エリザベスタウン大学のクリステン・ジョンソン氏が発表した論文。被験者である学生たちを3つのグループに分け、「講師がツイッターをしている」という状況を設定し、それぞれ上記のような3つのパターンでツイートを見せたそうです。その結果、学生の間で最も信頼感を獲得したのは……なんとソーシャルな内容だけをツイートした2人目の講師だったとのこと。学術的な内容だけ、あるいは硬軟入り交ざった内容を見せた場合よりも、ずっと高い信頼感が生まれたのだとか。

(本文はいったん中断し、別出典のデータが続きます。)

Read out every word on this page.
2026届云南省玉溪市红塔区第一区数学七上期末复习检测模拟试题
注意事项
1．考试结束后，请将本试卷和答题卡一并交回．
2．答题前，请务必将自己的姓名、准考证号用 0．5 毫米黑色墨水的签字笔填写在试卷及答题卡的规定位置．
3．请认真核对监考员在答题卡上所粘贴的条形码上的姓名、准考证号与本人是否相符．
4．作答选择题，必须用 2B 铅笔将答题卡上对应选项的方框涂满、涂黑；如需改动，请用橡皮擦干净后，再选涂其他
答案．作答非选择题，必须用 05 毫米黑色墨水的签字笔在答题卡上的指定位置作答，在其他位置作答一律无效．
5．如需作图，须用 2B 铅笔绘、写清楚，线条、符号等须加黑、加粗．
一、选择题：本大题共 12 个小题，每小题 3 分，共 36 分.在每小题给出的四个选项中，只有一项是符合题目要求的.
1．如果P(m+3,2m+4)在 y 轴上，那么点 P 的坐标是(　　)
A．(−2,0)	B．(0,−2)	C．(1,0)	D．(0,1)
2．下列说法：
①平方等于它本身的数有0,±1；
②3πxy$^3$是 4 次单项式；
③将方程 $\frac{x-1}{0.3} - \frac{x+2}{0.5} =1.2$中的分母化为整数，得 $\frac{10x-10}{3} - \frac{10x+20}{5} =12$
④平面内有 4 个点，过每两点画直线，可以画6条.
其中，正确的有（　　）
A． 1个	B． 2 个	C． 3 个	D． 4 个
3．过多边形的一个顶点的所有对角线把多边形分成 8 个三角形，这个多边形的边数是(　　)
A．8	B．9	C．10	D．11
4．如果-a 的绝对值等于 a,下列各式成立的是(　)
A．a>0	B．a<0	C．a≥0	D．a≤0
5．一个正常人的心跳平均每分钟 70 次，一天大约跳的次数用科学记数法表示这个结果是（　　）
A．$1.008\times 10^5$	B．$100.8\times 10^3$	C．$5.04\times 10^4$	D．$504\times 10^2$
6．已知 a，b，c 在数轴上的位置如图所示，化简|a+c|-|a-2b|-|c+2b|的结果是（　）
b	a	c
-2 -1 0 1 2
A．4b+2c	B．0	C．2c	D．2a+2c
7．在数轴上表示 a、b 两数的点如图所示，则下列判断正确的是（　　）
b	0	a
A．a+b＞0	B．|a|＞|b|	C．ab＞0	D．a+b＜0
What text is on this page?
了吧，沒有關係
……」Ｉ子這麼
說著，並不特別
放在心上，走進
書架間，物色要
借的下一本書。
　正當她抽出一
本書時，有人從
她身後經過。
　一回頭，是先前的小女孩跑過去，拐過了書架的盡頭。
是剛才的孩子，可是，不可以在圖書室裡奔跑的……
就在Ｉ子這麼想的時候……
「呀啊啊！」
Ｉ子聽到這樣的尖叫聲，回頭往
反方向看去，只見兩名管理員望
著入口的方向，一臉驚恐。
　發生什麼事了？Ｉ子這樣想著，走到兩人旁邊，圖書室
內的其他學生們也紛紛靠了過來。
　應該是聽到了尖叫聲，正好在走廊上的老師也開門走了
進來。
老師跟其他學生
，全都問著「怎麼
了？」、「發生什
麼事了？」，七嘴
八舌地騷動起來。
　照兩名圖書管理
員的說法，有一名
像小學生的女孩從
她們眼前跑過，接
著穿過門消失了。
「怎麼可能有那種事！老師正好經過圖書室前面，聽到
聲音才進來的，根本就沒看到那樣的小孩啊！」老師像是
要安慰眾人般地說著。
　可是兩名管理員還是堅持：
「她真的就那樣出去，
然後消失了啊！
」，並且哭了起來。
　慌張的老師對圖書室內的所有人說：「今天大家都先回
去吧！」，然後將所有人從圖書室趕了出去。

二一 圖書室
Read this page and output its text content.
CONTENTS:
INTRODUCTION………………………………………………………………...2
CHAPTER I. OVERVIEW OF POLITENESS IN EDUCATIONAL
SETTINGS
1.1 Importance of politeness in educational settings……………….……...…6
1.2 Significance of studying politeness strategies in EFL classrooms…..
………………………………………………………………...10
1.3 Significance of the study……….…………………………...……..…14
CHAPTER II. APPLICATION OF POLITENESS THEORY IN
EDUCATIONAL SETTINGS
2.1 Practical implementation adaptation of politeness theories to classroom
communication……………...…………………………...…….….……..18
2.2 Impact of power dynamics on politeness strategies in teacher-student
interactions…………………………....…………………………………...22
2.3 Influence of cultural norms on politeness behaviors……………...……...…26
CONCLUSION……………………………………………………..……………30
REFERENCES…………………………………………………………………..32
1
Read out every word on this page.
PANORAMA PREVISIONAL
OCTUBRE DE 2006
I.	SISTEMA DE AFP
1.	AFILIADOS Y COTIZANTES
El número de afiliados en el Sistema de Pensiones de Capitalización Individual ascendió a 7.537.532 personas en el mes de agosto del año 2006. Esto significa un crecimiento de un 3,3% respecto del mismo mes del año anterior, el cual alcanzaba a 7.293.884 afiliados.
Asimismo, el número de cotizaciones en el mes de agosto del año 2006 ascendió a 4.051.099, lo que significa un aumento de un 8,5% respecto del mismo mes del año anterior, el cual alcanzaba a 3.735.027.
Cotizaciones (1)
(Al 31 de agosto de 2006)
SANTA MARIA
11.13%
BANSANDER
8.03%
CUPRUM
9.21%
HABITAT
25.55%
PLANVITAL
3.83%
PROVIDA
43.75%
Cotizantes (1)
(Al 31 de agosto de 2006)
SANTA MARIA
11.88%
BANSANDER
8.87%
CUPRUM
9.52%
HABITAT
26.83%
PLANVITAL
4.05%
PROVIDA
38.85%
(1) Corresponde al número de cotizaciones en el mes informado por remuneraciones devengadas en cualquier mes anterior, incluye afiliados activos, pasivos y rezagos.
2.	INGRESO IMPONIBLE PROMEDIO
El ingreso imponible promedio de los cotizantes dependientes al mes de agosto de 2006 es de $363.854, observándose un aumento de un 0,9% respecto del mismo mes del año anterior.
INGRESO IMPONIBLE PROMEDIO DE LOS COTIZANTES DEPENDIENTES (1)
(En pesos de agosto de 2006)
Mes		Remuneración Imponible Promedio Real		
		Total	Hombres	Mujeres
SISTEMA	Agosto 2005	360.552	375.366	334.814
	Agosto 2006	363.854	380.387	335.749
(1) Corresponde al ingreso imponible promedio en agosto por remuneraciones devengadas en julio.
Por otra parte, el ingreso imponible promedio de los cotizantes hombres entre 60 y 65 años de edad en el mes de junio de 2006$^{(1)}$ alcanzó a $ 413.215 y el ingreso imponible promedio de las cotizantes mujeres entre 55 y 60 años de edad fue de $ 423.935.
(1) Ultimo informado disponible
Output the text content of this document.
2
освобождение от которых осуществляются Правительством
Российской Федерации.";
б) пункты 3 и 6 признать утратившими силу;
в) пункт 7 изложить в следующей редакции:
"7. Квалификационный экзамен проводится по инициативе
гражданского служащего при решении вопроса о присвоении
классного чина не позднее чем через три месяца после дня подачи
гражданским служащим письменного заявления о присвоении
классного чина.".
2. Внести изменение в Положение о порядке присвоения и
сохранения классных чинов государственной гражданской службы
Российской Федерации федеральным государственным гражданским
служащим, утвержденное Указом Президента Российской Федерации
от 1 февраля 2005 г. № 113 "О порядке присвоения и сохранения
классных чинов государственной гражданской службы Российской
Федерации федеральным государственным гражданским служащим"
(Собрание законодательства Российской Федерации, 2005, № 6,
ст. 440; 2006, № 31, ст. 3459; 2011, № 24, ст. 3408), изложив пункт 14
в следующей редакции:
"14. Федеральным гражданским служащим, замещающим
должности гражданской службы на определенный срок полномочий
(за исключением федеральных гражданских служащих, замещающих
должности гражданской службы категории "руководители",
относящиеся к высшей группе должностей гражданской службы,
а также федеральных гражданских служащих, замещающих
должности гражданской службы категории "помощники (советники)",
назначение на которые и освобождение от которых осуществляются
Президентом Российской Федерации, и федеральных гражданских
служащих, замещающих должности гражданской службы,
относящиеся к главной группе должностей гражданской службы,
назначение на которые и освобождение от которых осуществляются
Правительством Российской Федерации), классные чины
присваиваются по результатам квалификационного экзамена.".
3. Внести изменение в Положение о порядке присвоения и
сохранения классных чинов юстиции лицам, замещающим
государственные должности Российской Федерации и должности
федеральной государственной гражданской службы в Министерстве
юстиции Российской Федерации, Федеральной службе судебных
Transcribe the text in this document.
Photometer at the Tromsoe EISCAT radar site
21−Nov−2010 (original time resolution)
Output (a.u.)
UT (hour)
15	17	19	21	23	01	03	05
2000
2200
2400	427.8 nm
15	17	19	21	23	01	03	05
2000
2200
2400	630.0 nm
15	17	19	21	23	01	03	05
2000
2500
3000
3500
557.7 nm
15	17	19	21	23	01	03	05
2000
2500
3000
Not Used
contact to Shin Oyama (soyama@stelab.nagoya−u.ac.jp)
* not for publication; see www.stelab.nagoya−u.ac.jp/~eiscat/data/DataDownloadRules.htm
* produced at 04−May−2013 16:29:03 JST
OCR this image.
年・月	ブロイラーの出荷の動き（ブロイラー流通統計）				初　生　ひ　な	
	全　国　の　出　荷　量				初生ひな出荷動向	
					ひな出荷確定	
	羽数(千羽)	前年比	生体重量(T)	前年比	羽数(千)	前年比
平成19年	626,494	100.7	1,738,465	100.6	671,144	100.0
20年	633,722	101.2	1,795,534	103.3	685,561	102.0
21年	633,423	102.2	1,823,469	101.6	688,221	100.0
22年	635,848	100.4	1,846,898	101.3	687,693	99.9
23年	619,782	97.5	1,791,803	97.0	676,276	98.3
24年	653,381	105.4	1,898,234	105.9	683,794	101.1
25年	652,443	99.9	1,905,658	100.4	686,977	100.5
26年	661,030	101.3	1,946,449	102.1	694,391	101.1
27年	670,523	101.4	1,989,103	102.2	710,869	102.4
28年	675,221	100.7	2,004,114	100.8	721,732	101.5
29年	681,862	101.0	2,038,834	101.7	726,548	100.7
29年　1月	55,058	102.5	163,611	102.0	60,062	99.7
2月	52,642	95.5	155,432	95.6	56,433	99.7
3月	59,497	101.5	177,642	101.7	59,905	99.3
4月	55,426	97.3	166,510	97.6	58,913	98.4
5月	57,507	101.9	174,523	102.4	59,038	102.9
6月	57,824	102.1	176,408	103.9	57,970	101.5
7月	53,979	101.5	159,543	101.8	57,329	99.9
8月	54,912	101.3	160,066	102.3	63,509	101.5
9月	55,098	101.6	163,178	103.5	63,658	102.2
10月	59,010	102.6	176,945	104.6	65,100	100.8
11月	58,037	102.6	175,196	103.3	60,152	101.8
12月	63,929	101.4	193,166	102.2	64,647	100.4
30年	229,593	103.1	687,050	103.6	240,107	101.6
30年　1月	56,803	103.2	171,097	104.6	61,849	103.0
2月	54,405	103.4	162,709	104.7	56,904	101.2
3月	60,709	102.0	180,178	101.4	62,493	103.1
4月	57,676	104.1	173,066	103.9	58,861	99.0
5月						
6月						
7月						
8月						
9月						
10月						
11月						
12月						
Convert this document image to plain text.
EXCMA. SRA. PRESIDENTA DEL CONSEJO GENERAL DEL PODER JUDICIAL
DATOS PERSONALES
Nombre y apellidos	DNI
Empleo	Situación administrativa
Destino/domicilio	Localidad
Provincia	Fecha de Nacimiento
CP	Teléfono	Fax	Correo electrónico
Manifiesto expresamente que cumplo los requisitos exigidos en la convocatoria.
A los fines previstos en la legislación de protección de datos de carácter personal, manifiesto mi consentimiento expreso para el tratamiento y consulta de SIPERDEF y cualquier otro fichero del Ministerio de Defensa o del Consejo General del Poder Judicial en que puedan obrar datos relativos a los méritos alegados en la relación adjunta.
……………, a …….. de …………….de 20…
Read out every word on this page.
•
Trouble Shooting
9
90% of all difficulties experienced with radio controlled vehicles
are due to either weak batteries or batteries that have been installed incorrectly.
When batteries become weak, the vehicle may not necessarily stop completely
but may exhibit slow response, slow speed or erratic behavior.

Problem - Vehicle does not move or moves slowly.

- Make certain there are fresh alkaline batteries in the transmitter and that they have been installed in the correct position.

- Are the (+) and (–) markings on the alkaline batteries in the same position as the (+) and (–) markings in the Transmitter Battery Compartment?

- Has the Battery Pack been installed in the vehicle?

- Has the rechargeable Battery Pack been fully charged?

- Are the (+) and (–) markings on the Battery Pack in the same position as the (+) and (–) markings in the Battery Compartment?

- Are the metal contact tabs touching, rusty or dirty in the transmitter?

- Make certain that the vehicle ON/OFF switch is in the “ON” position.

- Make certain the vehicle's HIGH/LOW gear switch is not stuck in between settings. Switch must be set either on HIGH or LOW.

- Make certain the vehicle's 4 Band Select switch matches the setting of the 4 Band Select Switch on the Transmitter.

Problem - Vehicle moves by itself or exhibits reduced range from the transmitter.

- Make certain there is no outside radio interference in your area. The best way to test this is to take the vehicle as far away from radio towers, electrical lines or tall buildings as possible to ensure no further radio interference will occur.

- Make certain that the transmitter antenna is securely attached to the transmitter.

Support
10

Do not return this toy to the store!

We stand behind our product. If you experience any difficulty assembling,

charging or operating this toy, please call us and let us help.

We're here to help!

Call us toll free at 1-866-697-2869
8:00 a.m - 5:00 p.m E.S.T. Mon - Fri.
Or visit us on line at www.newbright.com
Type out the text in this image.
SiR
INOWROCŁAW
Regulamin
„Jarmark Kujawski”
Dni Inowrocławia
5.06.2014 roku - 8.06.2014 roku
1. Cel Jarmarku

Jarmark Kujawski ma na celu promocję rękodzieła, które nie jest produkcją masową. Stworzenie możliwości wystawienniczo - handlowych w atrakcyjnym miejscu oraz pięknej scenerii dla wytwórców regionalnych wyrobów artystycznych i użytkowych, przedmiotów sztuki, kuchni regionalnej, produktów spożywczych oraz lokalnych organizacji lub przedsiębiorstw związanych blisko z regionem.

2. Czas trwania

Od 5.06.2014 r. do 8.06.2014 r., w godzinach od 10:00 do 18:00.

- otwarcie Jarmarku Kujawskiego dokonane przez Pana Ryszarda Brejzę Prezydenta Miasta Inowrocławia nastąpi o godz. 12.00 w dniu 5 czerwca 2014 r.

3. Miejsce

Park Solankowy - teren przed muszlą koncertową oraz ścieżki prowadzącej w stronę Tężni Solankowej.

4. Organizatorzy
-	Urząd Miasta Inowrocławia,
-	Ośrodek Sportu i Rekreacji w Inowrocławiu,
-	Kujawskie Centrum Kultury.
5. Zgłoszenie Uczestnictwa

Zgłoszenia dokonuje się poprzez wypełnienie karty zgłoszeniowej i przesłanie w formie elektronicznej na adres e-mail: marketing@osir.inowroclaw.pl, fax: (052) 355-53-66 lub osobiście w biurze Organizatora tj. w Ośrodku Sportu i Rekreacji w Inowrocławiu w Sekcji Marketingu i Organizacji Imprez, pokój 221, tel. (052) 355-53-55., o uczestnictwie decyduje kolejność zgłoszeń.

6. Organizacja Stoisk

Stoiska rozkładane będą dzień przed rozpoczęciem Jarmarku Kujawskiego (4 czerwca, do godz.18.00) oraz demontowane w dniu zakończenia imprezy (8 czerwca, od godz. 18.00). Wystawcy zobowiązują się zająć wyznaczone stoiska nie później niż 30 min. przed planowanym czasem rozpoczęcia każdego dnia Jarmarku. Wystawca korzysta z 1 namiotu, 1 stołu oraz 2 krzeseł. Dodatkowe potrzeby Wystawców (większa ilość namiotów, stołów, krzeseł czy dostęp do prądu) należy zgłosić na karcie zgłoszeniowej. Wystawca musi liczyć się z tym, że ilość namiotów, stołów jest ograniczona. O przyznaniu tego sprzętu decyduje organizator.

雑談をしてくれる先生には何となく親しみが湧く、という感覚は確かに分かります。とはいえ個人的には、時には専門的なことを喋ってくれた方が良い気もするのですが……。しかし学術的なテーマになると、その内容が正しいかどうかを理解して信頼できる・できないを判断するということが難しくなり、実際には信頼感には結びつかなくなるのでしょう。であれば与えらえた時間のすべてを雑談についやす、という先生が最も信頼を得るのも納得かもしれません(あくまでも実験の中ではの話であり、いつも授業が雑談で終わる先生は逆に「大丈夫?」と心配されると思いますが)。

またこんな話もあります。同志社大学の中谷内一也教授は、著書安全。でも、安心できない…―信頼をめぐる心理学』の中で、信頼感に関する「SVSモデル」というものがあることを解説されています。それによると、人は相手が自分と同じ価値観を有していると認識したとき、相手の発言を信頼するようになると考えられるとのこと。例えば「庶民感覚を持つ政治家」というものが(その発言の論理的な正しさが問われることなく)もてはやされる風潮、あるいは逆に「庶民感覚のない政治家」が(どんなに論理的に正しいことを言っていても)批判される風潮などにも、こうした心理メカニズムが働いているのかもしれません。

だとすると、「相手がどんなことを考えているのか、それは自分の思考回路と近いか」を判断できるツイートを数多くしてくれている相手の方が、信頼感を得やすいというのも理解できるでしょう。逆にそれが反感を呼ぶ恐れもあるわけですが、何の判断材料もなければ信頼はゼロのままなわけですから、リスクがあっても「顔が見えるような」発言をした方が良いという結論になるはずです。

そもそも信頼感が無ければ、どんな専門家であっても、相手に自分の話を伝えることはできなくなります。何でそんなところから始めなくちゃいけないんだ、と言われてしまうかもしれませんが、専門家は自分の説の「論理的な正しさ」を訴える前に、まずは自分が何者なのかを話すところからスタートすることを心がける必要があるのかもしれません。